李維漢は低い声で言った。「あのものがなければ何も起こらない。あのものがあれば、何もしなくても遠侯ちゃんは危険だ。あのものは既に我が家の遠侯ちゃんを狙っているんだ!」
崔桂英はその言葉を聞いて抵抗を止め、腕を下ろした。
李三江は笑みを浮かべて言った。「漢侯よ、本当によく考えたのか。もしこの事が漏れたら、これからこの村での暮らしは大変になるぞ」
たとえ死倒など存在せず、すべてが人々の作り出した馬鹿げた笑い話だとしても、家でこんな事をして人にあんな儀式をするなんて、知られでもしたら、この大きな恨みは、もう結ばれてしまったも同然だ!

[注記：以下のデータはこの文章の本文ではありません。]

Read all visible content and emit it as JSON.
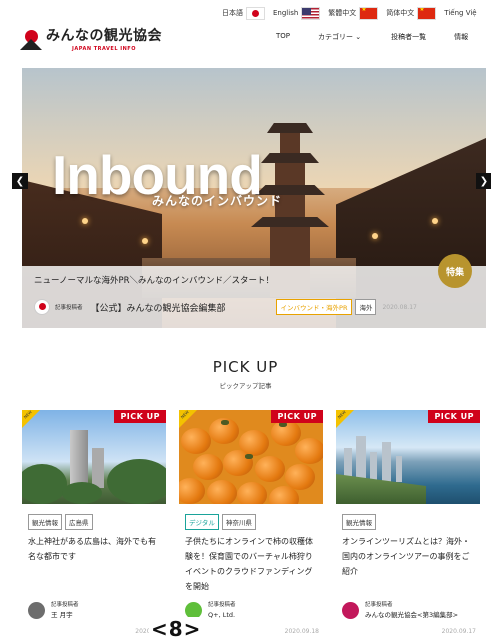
{
  "languages": [
    {
      "label": "日本語",
      "flag": "jp"
    },
    {
      "label": "English",
      "flag": "us"
    },
    {
      "label": "繁體中文",
      "flag": "cn"
    },
    {
      "label": "简体中文",
      "flag": "cn"
    },
    {
      "label": "Tiếng Việ",
      "flag": "vn"
    }
  ],
  "header": {
    "logo_name": "みんなの観光協会",
    "logo_sub": "JAPAN TRAVEL INFO",
    "nav": [
      {
        "label": "TOP"
      },
      {
        "label": "カテゴリー ⌄"
      },
      {
        "label": "投稿者一覧"
      },
      {
        "label": "情報"
      }
    ]
  },
  "hero": {
    "headline": "Inbound",
    "headline_sub": "みんなのインバウンド",
    "title": "ニューノーマルな海外PR＼みんなのインバウンド／スタート！",
    "badge": "特集",
    "author_label": "記事投稿者",
    "author": "【公式】みんなの観光協会編集部",
    "tags": [
      "インバウンド・海外PR",
      "海外"
    ],
    "date": "2020.08.17"
  },
  "pickup": {
    "title": "PICK UP",
    "subtitle": "ピックアップ記事",
    "ribbon": "PICK UP",
    "new_label": "NEW",
    "cards": [
      {
        "tags": [
          "観光情報",
          "広島県"
        ],
        "title": "水上神社がある広島は、海外でも有名な都市です",
        "author_label": "記事投稿者",
        "author": "王 月宇",
        "date": "2020.09.",
        "avatar_color": "#6d6d6d"
      },
      {
        "tags": [
          "デジタル",
          "神奈川県"
        ],
        "title": "子供たちにオンラインで柿の収穫体験を！保育園でのバーチャル柿狩りイベントのクラウドファンディングを開始",
        "author_label": "記事投稿者",
        "author": "Q+, Ltd.",
        "date": "2020.09.18",
        "avatar_color": "#5fbf3a"
      },
      {
        "tags": [
          "観光情報"
        ],
        "title": "オンラインツーリズムとは？海外・国内のオンラインツアーの事例をご紹介",
        "author_label": "記事投稿者",
        "author": "みんなの観光協会<第3編集部>",
        "date": "2020.09.17",
        "avatar_color": "#c2185b"
      }
    ]
  },
  "pager_label": "<8>"
}
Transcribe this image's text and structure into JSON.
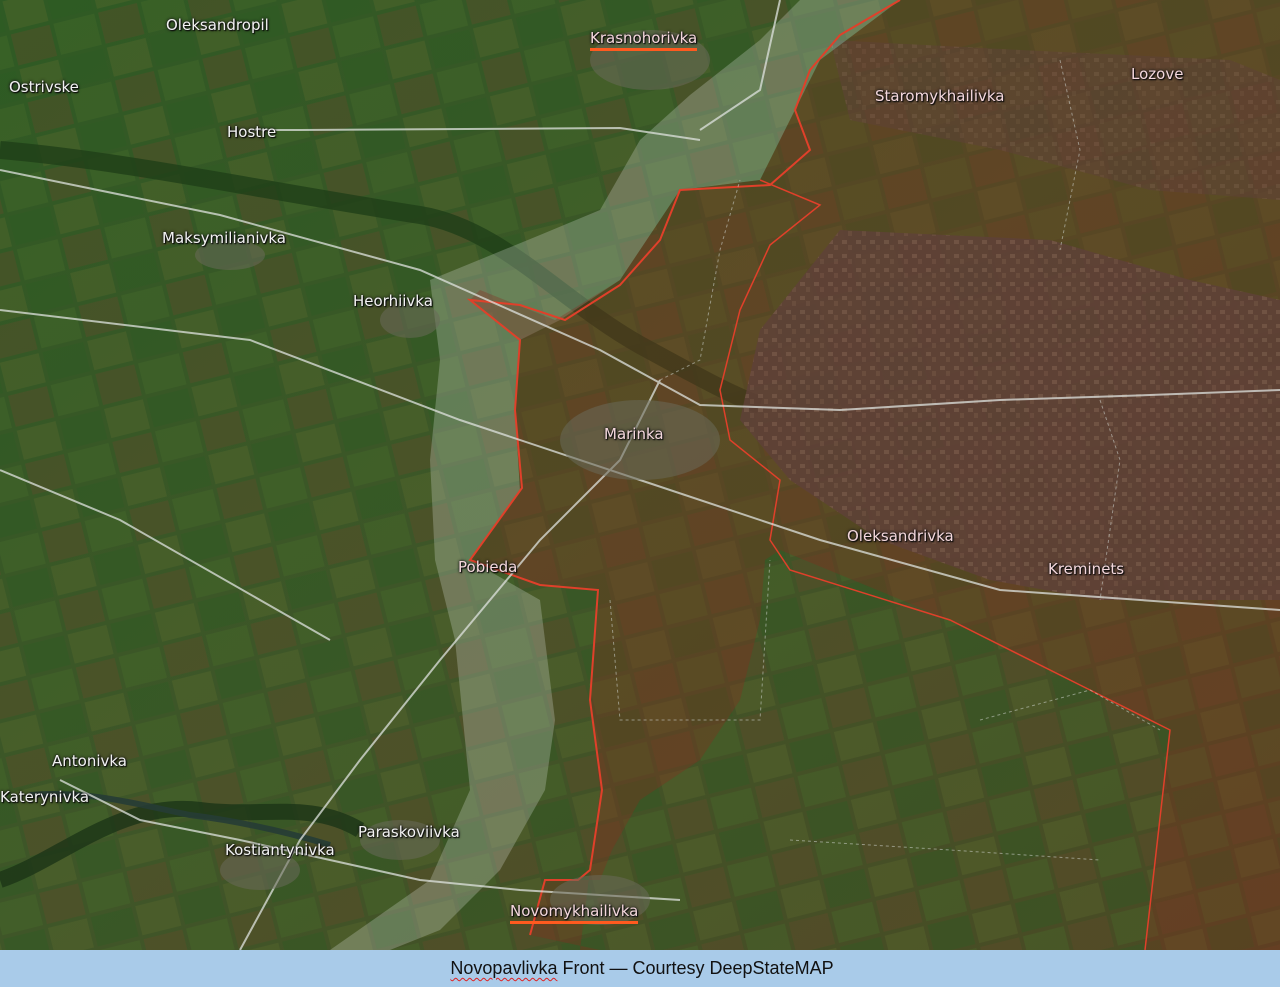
{
  "map": {
    "places": [
      {
        "id": "oleksandropil",
        "name": "Oleksandropil",
        "side": "ua"
      },
      {
        "id": "krasnohorivka",
        "name": "Krasnohorivka",
        "side": "ru",
        "highlighted": true
      },
      {
        "id": "ostrivske",
        "name": "Ostrivske",
        "side": "ua"
      },
      {
        "id": "hostre",
        "name": "Hostre",
        "side": "ua"
      },
      {
        "id": "staromykhailivka",
        "name": "Staromykhailivka",
        "side": "ru"
      },
      {
        "id": "lozove",
        "name": "Lozove",
        "side": "ru"
      },
      {
        "id": "maksymilianivka",
        "name": "Maksymilianivka",
        "side": "ua"
      },
      {
        "id": "heorhiivka",
        "name": "Heorhiivka",
        "side": "ua"
      },
      {
        "id": "marinka",
        "name": "Marinka",
        "side": "ru"
      },
      {
        "id": "oleksandrivka",
        "name": "Oleksandrivka",
        "side": "ru"
      },
      {
        "id": "kreminets",
        "name": "Kreminets",
        "side": "ru"
      },
      {
        "id": "pobieda",
        "name": "Pobieda",
        "side": "ru"
      },
      {
        "id": "antonivka",
        "name": "Antonivka",
        "side": "ua"
      },
      {
        "id": "katerynivka",
        "name": "Katerynivka",
        "side": "ua"
      },
      {
        "id": "paraskoviivka",
        "name": "Paraskoviivka",
        "side": "ua"
      },
      {
        "id": "kostiantynivka",
        "name": "Kostiantynivka",
        "side": "ua"
      },
      {
        "id": "novomykhailivka",
        "name": "Novomykhailivka",
        "side": "ru",
        "highlighted": true
      }
    ],
    "colors": {
      "occupied_fill": "#8a2a1f",
      "frontline": "#e0402a",
      "gray_zone": "#cfd8d0",
      "highlight_underline": "#ff5a1f",
      "caption_bar": "#a9cbe9"
    }
  },
  "caption": {
    "prefix": "Novopavlivka",
    "rest": " Front — Courtesy DeepStateMAP"
  }
}
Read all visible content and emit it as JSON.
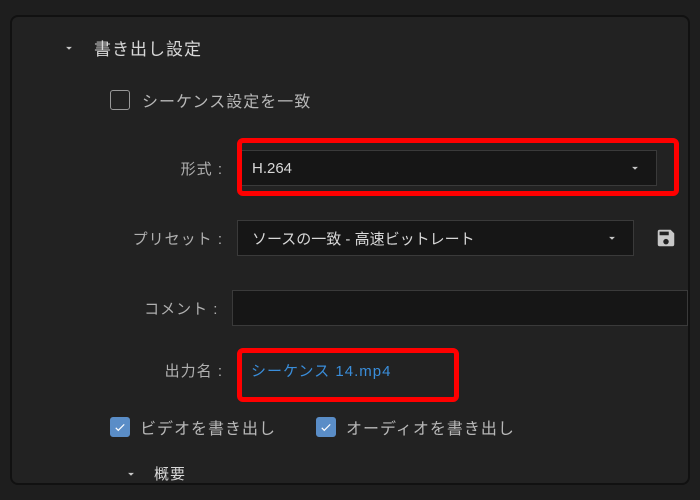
{
  "section": {
    "title": "書き出し設定",
    "matchSequence": {
      "label": "シーケンス設定を一致",
      "checked": false
    },
    "formatLabel": "形式 :",
    "formatValue": "H.264",
    "presetLabel": "プリセット :",
    "presetValue": "ソースの一致 - 高速ビットレート",
    "commentLabel": "コメント :",
    "commentValue": "",
    "outputLabel": "出力名 :",
    "outputValue": "シーケンス 14.mp4",
    "exportVideo": {
      "label": "ビデオを書き出し",
      "checked": true
    },
    "exportAudio": {
      "label": "オーディオを書き出し",
      "checked": true
    },
    "summaryTitle": "概要"
  }
}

「ふん」李維漢も鼻を鳴らした。「おじさん、私は髭親父の家なんか怖くないですよ。私にも四人の息子がいるんですから」
農村では、成人した息子が多い家ほど、強気になれるものだ。
李維漢の四人の息子は模範的な孝行息子というわけではなく、嫁同士の諍いも少なくなかったが、本当に李家が外からの何かに直面して家の面子を保つ必要があるときは、この四人の息子は必ず団結して外敵に立ち向かうはずだった。